La victoire attendue d’Aleksandar Vucic s’est transformée en un véritable raz-de-marée : son Parti progressiste serbe « flirte » avec la barre des 50% des voix et disposera, en sièges, d’une large majorité absolue au sein du futur Parlement.

L’opposition est laminée : le Parti socialiste du Premier ministre sortant Ivica Dacic obtient 15%, tandis que les deux branches rivales du Parti démocratique, dont celle dirigée par l’ancien président Boris Tadic, franchissent de justesse le seuil de 5% des voix.

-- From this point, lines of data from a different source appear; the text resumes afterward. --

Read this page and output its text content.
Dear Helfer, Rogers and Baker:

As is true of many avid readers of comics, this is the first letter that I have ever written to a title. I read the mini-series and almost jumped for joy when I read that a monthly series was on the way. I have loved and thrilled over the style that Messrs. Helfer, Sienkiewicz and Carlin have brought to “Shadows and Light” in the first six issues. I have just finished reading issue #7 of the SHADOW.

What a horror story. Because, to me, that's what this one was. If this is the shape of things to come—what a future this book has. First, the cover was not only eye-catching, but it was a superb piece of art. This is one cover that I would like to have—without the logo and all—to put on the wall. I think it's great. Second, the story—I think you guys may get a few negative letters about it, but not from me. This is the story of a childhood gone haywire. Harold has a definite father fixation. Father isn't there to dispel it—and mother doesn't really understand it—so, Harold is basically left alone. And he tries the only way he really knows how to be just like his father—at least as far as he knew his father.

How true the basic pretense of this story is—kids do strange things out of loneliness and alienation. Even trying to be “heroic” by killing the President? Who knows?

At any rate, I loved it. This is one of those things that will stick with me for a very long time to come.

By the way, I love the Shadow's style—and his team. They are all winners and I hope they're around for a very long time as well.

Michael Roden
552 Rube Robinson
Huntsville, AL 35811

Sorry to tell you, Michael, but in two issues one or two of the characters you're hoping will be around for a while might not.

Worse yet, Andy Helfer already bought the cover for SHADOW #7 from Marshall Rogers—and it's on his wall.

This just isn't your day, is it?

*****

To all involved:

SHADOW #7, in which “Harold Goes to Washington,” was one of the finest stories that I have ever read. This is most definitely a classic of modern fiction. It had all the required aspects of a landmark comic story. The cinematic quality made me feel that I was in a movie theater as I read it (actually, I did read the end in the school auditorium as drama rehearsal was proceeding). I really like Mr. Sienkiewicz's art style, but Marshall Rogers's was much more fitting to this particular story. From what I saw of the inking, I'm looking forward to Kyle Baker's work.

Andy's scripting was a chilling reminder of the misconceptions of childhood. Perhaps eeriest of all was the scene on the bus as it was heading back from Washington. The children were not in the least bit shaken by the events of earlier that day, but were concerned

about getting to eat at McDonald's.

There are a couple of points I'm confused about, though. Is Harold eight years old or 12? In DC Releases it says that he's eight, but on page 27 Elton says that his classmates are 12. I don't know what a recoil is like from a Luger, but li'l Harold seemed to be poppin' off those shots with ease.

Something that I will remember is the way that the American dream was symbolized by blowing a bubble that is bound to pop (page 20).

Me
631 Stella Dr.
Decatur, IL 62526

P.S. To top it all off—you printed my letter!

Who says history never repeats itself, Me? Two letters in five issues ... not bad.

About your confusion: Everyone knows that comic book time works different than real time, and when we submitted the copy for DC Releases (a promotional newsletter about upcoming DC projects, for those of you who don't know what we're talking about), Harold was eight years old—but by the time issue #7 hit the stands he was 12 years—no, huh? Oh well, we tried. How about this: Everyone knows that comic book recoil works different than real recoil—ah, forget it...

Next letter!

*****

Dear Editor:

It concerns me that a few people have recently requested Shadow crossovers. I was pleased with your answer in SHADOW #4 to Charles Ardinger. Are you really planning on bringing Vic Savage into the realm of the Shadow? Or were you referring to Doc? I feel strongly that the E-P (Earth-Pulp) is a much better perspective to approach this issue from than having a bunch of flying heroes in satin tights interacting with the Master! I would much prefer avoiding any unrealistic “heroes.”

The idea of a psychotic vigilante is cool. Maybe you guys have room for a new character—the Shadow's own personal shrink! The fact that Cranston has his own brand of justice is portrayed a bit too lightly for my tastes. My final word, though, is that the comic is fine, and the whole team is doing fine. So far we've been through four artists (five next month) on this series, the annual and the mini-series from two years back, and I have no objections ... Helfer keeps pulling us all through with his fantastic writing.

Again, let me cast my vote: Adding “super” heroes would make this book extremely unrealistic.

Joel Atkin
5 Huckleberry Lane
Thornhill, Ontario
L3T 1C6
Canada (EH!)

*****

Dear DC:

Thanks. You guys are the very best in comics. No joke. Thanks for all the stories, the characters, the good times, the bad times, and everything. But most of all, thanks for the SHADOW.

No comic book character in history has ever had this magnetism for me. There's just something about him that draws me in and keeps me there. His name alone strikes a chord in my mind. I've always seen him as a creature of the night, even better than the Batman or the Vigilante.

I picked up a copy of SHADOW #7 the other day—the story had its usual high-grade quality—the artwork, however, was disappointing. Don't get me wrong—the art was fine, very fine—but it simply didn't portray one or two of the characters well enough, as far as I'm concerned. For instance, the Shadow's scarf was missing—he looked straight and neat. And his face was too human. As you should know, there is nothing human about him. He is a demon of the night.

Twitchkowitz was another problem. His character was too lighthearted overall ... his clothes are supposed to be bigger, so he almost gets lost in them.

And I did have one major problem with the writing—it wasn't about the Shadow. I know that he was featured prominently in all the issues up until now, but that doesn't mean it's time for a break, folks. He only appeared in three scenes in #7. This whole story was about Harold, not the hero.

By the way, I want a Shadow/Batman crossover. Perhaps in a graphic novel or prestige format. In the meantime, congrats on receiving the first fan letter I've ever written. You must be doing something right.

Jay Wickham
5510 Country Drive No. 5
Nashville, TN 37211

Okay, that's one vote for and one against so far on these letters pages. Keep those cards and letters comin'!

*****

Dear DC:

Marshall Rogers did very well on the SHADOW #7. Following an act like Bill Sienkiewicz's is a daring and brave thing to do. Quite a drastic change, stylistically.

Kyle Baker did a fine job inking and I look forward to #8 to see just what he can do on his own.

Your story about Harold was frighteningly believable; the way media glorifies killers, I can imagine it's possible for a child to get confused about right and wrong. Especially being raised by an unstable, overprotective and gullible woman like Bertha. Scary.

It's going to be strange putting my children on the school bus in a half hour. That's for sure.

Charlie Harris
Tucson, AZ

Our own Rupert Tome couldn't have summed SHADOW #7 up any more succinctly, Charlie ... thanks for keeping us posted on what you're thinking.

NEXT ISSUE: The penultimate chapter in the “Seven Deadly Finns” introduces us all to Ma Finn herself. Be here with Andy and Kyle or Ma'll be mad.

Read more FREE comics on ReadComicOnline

Aucun autre parti ne sera représenté au Parlement, à l’exception de ceux qui représentent les minorités nationales. Il faut remonter à 1990 pour retrouver une telle situation hégémonique en Serbie : à l’époque, c’était bien sûr le parti de Slobodan Milosevic qui dominait sans partage la scène politique serbe.

Aleksandar Vucic, issu de l’extrême-droite nationaliste, s’est officiellement rallié à un discours « conservateur et pro-européen ». Il a promis de poursuivre la lutte contre la corruption et de faire avancer la Serbie dans la voie de l’intégration européenne. Disposant désormais des pleins pouvoirs, il sera aussi le seul comptable d’une situation économique qui ne cesse de se dégrader.